Plasma regions, charged dust and field-aligned currents near Enceladus

Abstract

We use data from several instruments on board Cassini to determine the characteristics of the plasma and dust regions around Saturn׳s moon Enceladus. For this we utilize the Langmuir probe and the electric antenna connected to the wideband receiver of the radio and plasma wave science (RPWS) instrument package as well as the magnetometer (MAG). We show that there are several distinct plasma and dust regions around Enceladus. Specifically they are the plume filled with neutral gas, plasma, and charged dust, with a distinct edge boundary region. Here we present observations of a new distinct plasma region, being a dust trail on the downstream side.
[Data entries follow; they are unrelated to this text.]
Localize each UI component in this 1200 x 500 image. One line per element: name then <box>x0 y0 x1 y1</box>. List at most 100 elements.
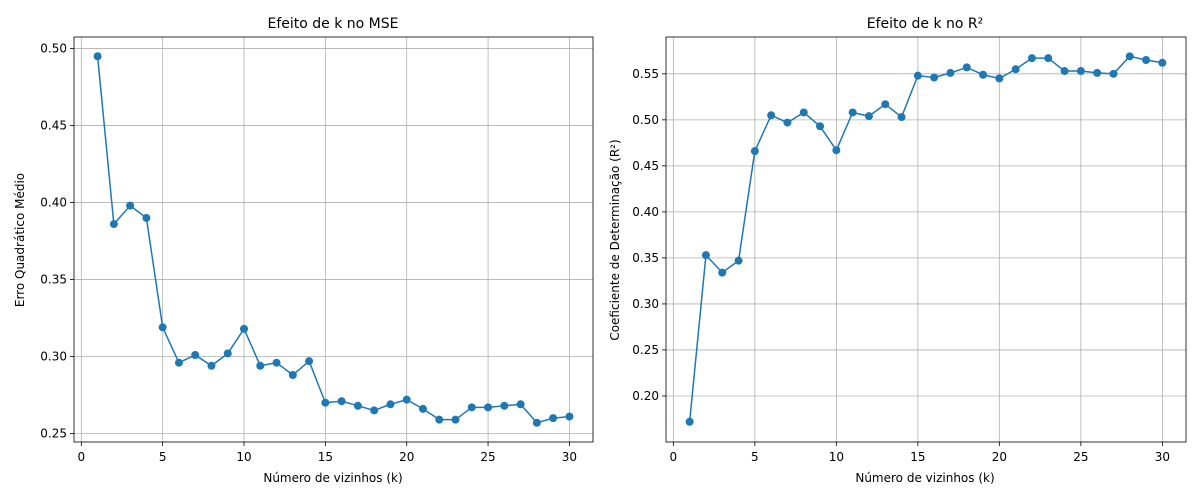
y-tick-label: 0.40 <box>40 196 67 210</box>
data-point <box>305 357 314 366</box>
x-tick-label: 15 <box>318 450 333 464</box>
data-point <box>897 113 906 122</box>
data-point <box>223 349 232 358</box>
y-tick-label: 0.35 <box>632 251 659 265</box>
data-point <box>207 361 216 370</box>
x-tick-label: 20 <box>992 450 1007 464</box>
data-point <box>962 63 971 72</box>
data-point <box>158 323 167 332</box>
data-point <box>565 412 574 421</box>
x-tick-label: 30 <box>1155 450 1170 464</box>
y-axis-ticks: 0.25 0.30 0.35 0.40 0.45 0.50 <box>40 42 74 441</box>
data-point <box>881 100 890 109</box>
y-tick-label: 0.55 <box>632 67 659 81</box>
mse-chart-panel: Efeito de k no MSE Número de vizinhos (k… <box>13 16 594 485</box>
x-tick-label: 25 <box>1073 450 1088 464</box>
data-point <box>979 70 988 79</box>
y-tick-label: 0.30 <box>632 297 659 311</box>
data-point <box>451 415 460 424</box>
data-point <box>816 122 825 131</box>
data-point <box>1011 65 1020 74</box>
grid <box>74 37 593 442</box>
data-point <box>337 397 346 406</box>
data-point <box>1158 58 1167 67</box>
y-axis-label: Erro Quadrático Médio <box>13 173 27 307</box>
data-point <box>750 147 759 156</box>
data-point <box>191 350 200 359</box>
x-tick-label: 5 <box>159 450 167 464</box>
data-point <box>930 73 939 82</box>
data-point <box>864 112 873 121</box>
x-tick-label: 30 <box>562 450 577 464</box>
data-point <box>995 74 1004 83</box>
y-tick-label: 0.25 <box>40 427 67 441</box>
x-axis-label: Número de vizinhos (k) <box>263 471 402 485</box>
series-line <box>96 56 570 424</box>
data-point <box>1027 54 1036 63</box>
data-point <box>848 108 857 117</box>
x-axis-ticks: 0 5 10 15 20 25 30 <box>670 442 1170 464</box>
data-point <box>256 361 265 370</box>
data-point <box>126 201 135 210</box>
y-tick-label: 0.45 <box>40 119 67 133</box>
x-tick-label: 0 <box>78 450 86 464</box>
data-point <box>1125 52 1134 61</box>
data-point <box>1109 69 1118 78</box>
data-point <box>701 251 710 260</box>
data-point <box>913 71 922 80</box>
y-axis-label: Coeficiente de Determinação (R²) <box>608 139 622 340</box>
data-point <box>272 358 281 367</box>
data-points <box>685 52 1167 426</box>
data-point <box>718 268 727 277</box>
x-axis-ticks: 0 5 10 15 20 25 30 <box>78 442 577 464</box>
data-point <box>783 118 792 127</box>
data-point <box>109 220 118 229</box>
data-point <box>142 213 151 222</box>
data-point <box>832 146 841 155</box>
data-point <box>1093 68 1102 77</box>
data-point <box>288 371 297 380</box>
data-point <box>1076 67 1085 76</box>
data-point <box>516 400 525 409</box>
data-point <box>435 415 444 424</box>
data-point <box>321 398 330 407</box>
plot-frame <box>665 36 1187 443</box>
data-point <box>484 403 493 412</box>
y-tick-label: 0.50 <box>40 42 67 56</box>
chart-title: Efeito de k no MSE <box>268 16 399 32</box>
data-point <box>500 401 509 410</box>
y-tick-label: 0.30 <box>40 350 67 364</box>
x-tick-label: 25 <box>480 450 495 464</box>
data-point <box>418 404 427 413</box>
data-point <box>1060 67 1069 76</box>
data-point <box>734 256 743 265</box>
data-point <box>1044 54 1053 63</box>
x-tick-label: 20 <box>399 450 414 464</box>
data-point <box>240 324 249 333</box>
series-line <box>688 55 1163 422</box>
x-tick-label: 5 <box>751 450 759 464</box>
y-tick-label: 0.40 <box>632 205 659 219</box>
data-point <box>353 401 362 410</box>
r2-chart-panel: Efeito de k no R² Número de vizinhos (k)… <box>608 16 1187 485</box>
y-tick-label: 0.35 <box>40 273 67 287</box>
data-point <box>386 400 395 409</box>
data-point <box>174 358 183 367</box>
y-tick-label: 0.20 <box>632 389 659 403</box>
data-point <box>767 111 776 120</box>
x-tick-label: 0 <box>670 450 678 464</box>
data-point <box>685 417 694 426</box>
x-axis-label: Número de vizinhos (k) <box>855 471 994 485</box>
x-tick-label: 10 <box>829 450 844 464</box>
data-point <box>93 52 102 61</box>
x-tick-label: 10 <box>236 450 251 464</box>
data-point <box>799 108 808 117</box>
plot-frame <box>73 36 594 443</box>
data-point <box>532 418 541 427</box>
y-tick-label: 0.45 <box>632 159 659 173</box>
y-tick-label: 0.25 <box>632 343 659 357</box>
data-point <box>946 68 955 77</box>
grid <box>666 37 1186 442</box>
data-point <box>549 414 558 423</box>
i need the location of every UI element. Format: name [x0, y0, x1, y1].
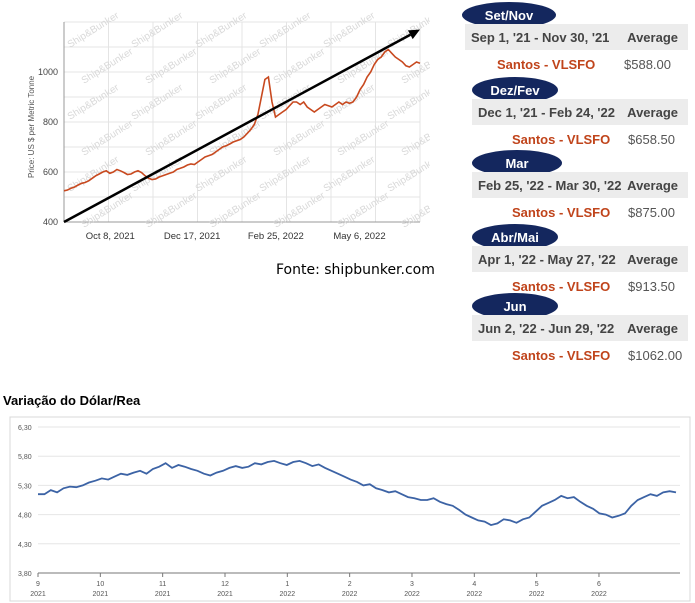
x-tick-year: 2022	[467, 591, 483, 598]
y-tick-label: 5,30	[18, 483, 32, 490]
x-tick-month: 2	[348, 581, 352, 588]
x-tick-year: 2021	[155, 591, 171, 598]
date-range-bar: Feb 25, '22 - Mar 30, '22 Average	[472, 172, 688, 198]
x-tick-label: Feb 25, 2022	[248, 231, 304, 242]
location-label: Santos - VLSFO	[497, 57, 596, 72]
y-axis-label: Price: US $ per Metric Tonne	[27, 75, 36, 178]
x-tick-year: 2022	[529, 591, 545, 598]
date-range-bar: Jun 2, '22 - Jun 29, '22 Average	[472, 315, 688, 341]
location-label: Santos - VLSFO	[512, 205, 611, 220]
x-tick-label: Dec 17, 2021	[164, 231, 221, 242]
location-label: Santos - VLSFO	[512, 132, 611, 147]
exchange-chart-title: Variação do Dólar/Rea	[3, 393, 141, 408]
y-tick-label: 1000	[38, 67, 58, 77]
y-tick-labels: 3,80 4,30 4,80 5,30 5,80 6,30	[18, 425, 32, 578]
date-range: Jun 2, '22 - Jun 29, '22	[478, 320, 615, 336]
location-label: Santos - VLSFO	[512, 279, 611, 294]
average-price: $875.00	[628, 205, 675, 220]
date-range: Sep 1, '21 - Nov 30, '21	[471, 29, 610, 45]
x-tick-year: 2022	[342, 591, 358, 598]
date-range: Dec 1, '21 - Feb 24, '22	[478, 104, 615, 120]
y-tick-label: 4,30	[18, 542, 32, 549]
y-tick-label: 5,80	[18, 454, 32, 461]
x-tick-month: 11	[159, 581, 166, 588]
x-tick-month: 1	[285, 581, 289, 588]
average-label: Average	[627, 104, 678, 120]
y-tick-label: 600	[43, 167, 58, 177]
y-tick-labels: 400 600 800 1000	[38, 67, 58, 227]
average-label: Average	[627, 320, 678, 336]
x-tick-month: 12	[221, 581, 229, 588]
average-price: $913.50	[628, 279, 675, 294]
x-tick-month: 3	[410, 581, 414, 588]
date-range: Apr 1, '22 - May 27, '22	[478, 251, 616, 267]
x-tick-year: 2021	[217, 591, 233, 598]
trend-arrow-head	[407, 29, 420, 40]
y-tick-label: 3,80	[18, 571, 32, 578]
x-tick-year: 2022	[591, 591, 607, 598]
x-tick-year: 2022	[404, 591, 420, 598]
x-tick-month: 10	[96, 581, 104, 588]
x-tick-year: 2021	[93, 591, 109, 598]
period-pill: Dez/Fev	[472, 77, 558, 103]
chart-gridlines	[63, 21, 421, 223]
average-price: $658.50	[628, 132, 675, 147]
date-range-bar: Sep 1, '21 - Nov 30, '21 Average	[465, 24, 688, 50]
y-tick-label: 4,80	[18, 513, 32, 520]
average-price: $1062.00	[628, 348, 683, 363]
period-pill: Abr/Mai	[472, 224, 558, 250]
fuel-price-chart: Ship&Bunker Ship&Bunker Ship&Bunker Ship&Bu…	[0, 0, 430, 260]
location-label: Santos - VLSFO	[512, 348, 611, 363]
y-tick-label: 6,30	[18, 425, 32, 432]
period-pill: Jun	[472, 293, 558, 319]
x-tick-month: 5	[535, 581, 539, 588]
average-price: $588.00	[624, 57, 671, 72]
x-tick-labels: Oct 8, 2021 Dec 17, 2021 Feb 25, 2022 May 6…	[86, 231, 386, 242]
x-tick-month: 4	[472, 581, 476, 588]
y-tick-label: 800	[43, 117, 58, 127]
date-range: Feb 25, '22 - Mar 30, '22	[478, 177, 622, 193]
x-tick-labels: 9 2021 10 2021 11 2021 12 2021 1 2022 2 2022 3 2022 4 2…	[30, 581, 607, 598]
period-pill: Mar	[472, 150, 562, 176]
exchange-rate-line	[38, 459, 677, 527]
average-label: Average	[627, 251, 678, 267]
chart-gridlines	[37, 426, 680, 577]
date-range-bar: Dec 1, '21 - Feb 24, '22 Average	[472, 99, 688, 125]
trend-arrow-line	[63, 33, 411, 224]
average-label: Average	[627, 177, 678, 193]
average-label: Average	[627, 29, 678, 45]
x-tick-year: 2021	[30, 591, 46, 598]
x-tick-year: 2022	[280, 591, 296, 598]
exchange-rate-chart: 3,80 4,30 4,80 5,30 5,80 6,30 9 2021 10 2021 11 20…	[9, 416, 691, 602]
x-tick-month: 9	[36, 581, 40, 588]
y-tick-label: 400	[43, 217, 58, 227]
period-pill: Set/Nov	[462, 2, 556, 28]
date-range-bar: Apr 1, '22 - May 27, '22 Average	[472, 246, 688, 272]
source-note: Fonte: shipbunker.com	[276, 262, 435, 278]
x-tick-label: May 6, 2022	[333, 231, 385, 242]
fuel-price-line	[63, 48, 421, 192]
x-tick-month: 6	[597, 581, 601, 588]
x-tick-label: Oct 8, 2021	[86, 231, 135, 242]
This is seen both as a difference in ion and electron densities, indicating the presence of charged dust, and directly from the signals created on RPWS antennas by the dust impacts on the spacecraft. Furthermore, we show a very good scaling of these two independent dust density measurement methods over four orders of magnitude in dust density, thereby for the first time cross-validating them. To establish equilibrium with the surrounding plasma the dust becomes negatively charged by attracting free electrons. The dust distribution follows a simple power law and the smallest dust particles in the dust trail region are found to be 10nm in size as well as in the edge region around the plume. Inside the plume the presence of even smaller particles of about 1nm is inferred. From the magnetic field measurements we infer strong field-aligned currents at the geometrical edge of Enceladus.